Anyhow, I'm off to form a new sub group "I love Steamer's stuff, but I'm too dumb to understand it".
I'm starting a sister group - "I love Steamer's stuff. I kind-of understand it but I need 20 more years of playing to mature to that level."
 

eddiehimself

Platinum Member
I think you're really onto something here. I think your 'gear snob' idea is right on the precipice of a very LARGE concept.

Personally, I use a set size that fits the room/travel arrangements. For the types of venues where live jazz tends survive (coffee shops etc.), trying to find room for a 7 piece kit with a 26 inch BD and 12 cymbals can be a bit of a challenge. Not to mention that big, loud, thundering drums will probably result in a lawsuit when the soccer mom gets startled and spills a boiling mocha in her lap. Try cramming all of that gear into the kind of car you can afford playing live jazz - a Toyota Corrola. That same 18 inch BD, 12 inch tom, and 14 inch FT look and sound a little out of place on bigger, outdoor stages. All of that delicate cymbal work you do just blows away with the wind playing with a rock band outdoors. I currently have 3 kits, ranging from a small jazz kit with 18 inch BD all the way up to a thundering 24inch bd kit. I play what fits the room. But I absolutely HAVE seen the 'gear snob' guys you are talking about.

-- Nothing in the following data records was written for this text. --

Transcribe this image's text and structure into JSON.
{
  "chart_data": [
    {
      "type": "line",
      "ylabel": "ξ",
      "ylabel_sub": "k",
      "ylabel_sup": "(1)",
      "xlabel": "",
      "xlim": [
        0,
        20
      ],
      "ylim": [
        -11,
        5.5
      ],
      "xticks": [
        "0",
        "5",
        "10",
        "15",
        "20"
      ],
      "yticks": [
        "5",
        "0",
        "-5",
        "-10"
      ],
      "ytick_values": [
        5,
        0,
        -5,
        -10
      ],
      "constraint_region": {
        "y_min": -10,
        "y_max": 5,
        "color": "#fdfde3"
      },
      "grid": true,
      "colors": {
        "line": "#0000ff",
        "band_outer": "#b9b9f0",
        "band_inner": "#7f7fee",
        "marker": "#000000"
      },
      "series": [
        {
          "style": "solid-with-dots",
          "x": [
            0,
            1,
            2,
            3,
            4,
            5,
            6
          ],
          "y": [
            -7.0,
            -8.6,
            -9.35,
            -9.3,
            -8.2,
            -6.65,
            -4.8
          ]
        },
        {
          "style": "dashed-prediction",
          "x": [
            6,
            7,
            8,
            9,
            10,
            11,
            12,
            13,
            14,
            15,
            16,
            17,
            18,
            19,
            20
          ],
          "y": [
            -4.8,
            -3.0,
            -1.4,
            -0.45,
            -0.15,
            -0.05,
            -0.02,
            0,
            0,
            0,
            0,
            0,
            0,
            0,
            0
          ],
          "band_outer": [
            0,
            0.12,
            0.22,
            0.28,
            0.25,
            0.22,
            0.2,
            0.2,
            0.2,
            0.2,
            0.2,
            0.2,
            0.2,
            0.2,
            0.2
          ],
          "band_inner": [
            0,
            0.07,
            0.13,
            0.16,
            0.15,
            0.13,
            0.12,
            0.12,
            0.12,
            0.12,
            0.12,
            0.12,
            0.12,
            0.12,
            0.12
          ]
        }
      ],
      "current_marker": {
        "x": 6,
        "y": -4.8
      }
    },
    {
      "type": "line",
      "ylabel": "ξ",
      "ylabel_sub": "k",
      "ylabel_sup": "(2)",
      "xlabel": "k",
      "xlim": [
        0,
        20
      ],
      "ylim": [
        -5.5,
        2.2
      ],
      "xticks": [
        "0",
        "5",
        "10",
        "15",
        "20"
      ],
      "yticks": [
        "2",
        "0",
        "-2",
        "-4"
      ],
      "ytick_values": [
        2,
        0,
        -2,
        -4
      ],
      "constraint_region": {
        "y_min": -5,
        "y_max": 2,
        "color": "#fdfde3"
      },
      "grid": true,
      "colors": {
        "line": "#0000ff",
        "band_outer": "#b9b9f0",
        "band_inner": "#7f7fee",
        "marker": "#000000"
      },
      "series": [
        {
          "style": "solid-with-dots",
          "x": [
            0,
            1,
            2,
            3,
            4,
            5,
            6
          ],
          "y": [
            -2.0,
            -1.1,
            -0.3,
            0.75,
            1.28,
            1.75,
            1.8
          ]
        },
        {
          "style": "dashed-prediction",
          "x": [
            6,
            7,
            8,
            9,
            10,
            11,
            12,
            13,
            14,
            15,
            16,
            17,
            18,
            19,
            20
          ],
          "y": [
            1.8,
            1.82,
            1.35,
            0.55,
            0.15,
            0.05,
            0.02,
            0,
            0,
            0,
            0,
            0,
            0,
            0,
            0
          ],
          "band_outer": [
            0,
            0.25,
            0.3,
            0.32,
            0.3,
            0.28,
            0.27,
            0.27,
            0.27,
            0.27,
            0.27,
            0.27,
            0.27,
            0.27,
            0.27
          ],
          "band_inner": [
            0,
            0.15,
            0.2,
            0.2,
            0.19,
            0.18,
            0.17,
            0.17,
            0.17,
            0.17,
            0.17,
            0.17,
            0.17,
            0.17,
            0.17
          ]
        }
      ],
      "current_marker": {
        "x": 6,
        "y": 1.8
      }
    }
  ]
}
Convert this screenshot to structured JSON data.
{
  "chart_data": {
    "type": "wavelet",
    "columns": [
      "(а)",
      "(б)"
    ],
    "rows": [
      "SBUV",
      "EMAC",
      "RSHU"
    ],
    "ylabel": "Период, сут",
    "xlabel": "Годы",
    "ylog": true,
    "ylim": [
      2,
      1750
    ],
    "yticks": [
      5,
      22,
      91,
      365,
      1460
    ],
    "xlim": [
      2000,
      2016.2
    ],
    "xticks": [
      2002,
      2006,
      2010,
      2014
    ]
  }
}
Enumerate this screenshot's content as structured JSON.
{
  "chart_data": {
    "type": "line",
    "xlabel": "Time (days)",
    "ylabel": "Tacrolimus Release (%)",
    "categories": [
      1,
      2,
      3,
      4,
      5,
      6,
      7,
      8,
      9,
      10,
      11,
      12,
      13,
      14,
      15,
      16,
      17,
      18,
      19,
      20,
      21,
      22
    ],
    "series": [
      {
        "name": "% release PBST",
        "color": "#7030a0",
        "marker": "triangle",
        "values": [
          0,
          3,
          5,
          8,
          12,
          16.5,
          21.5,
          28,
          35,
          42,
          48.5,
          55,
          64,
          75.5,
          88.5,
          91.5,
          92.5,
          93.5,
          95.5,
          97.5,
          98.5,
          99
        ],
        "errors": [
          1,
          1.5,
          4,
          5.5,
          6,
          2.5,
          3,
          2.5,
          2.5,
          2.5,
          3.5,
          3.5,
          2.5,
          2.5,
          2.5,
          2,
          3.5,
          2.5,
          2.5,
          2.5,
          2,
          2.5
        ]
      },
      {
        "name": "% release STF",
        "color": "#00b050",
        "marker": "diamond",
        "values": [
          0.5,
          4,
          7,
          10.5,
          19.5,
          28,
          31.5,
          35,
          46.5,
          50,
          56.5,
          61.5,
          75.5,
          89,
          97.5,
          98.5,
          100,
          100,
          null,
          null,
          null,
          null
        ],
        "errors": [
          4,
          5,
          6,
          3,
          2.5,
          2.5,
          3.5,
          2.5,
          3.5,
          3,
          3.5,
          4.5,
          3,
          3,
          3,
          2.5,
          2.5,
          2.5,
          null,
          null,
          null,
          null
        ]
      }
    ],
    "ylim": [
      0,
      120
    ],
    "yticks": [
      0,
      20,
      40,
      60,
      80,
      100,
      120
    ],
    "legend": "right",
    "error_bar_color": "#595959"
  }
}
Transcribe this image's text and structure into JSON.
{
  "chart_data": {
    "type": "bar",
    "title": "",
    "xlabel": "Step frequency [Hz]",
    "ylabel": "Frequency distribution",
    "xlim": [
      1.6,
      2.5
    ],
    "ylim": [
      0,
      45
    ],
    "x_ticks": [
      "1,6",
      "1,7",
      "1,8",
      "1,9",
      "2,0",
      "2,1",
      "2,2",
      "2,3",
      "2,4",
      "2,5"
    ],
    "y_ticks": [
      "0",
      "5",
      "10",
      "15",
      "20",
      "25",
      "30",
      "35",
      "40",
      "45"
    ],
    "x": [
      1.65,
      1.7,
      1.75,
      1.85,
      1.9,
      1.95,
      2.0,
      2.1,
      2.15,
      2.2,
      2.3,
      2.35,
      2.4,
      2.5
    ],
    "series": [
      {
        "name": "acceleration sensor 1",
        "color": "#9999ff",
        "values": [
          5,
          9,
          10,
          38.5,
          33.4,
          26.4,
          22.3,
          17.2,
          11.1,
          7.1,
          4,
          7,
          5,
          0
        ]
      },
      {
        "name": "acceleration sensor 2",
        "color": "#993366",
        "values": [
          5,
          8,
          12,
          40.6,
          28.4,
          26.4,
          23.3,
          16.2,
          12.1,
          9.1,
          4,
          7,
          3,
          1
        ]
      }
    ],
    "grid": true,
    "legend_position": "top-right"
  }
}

Extending your argument, I would say there is at least one other area where minimalists can be a bit snobby - technique. There have been really explosive threads on here in which technique minimalists claim creative superiority. Numerous posters have called for me to leave the forums for pointing out that very often the minimalists in question are claiming artistic credit for not using an ability they don't possess. I really really really got into hot water when I mentioned a certain fable by Aesop. OK I'm running now.
I don't really get this. Because once again, you are suggesting that i think the only reason people play smaller kits is because they are arrogant people who think they're better than anyone else or insecure or w/e. This is exactly the opposite of what i've been trying to say all day. All i'm saying is you get people who play small drum kits, you get snobs. There are always going to be people who want to make it like they're the best person for whatever reason. And as i have mentioned several times already, play what you want. Just accept me for playing what i want and that it doesn't make me "inferior" or "less creative" as a result okay?
 

Swiss Matthias

Platinum Member
You haven't lived until one of your heroes has thrown a trumpet mute at you and is banging the time on his music stand with a pen.
I've been there. I am there sometimes. It's quite hard to cope with... My problem is: I get insecure quite fast in such situations - and because of that my timing or my sense of time gets lost completely.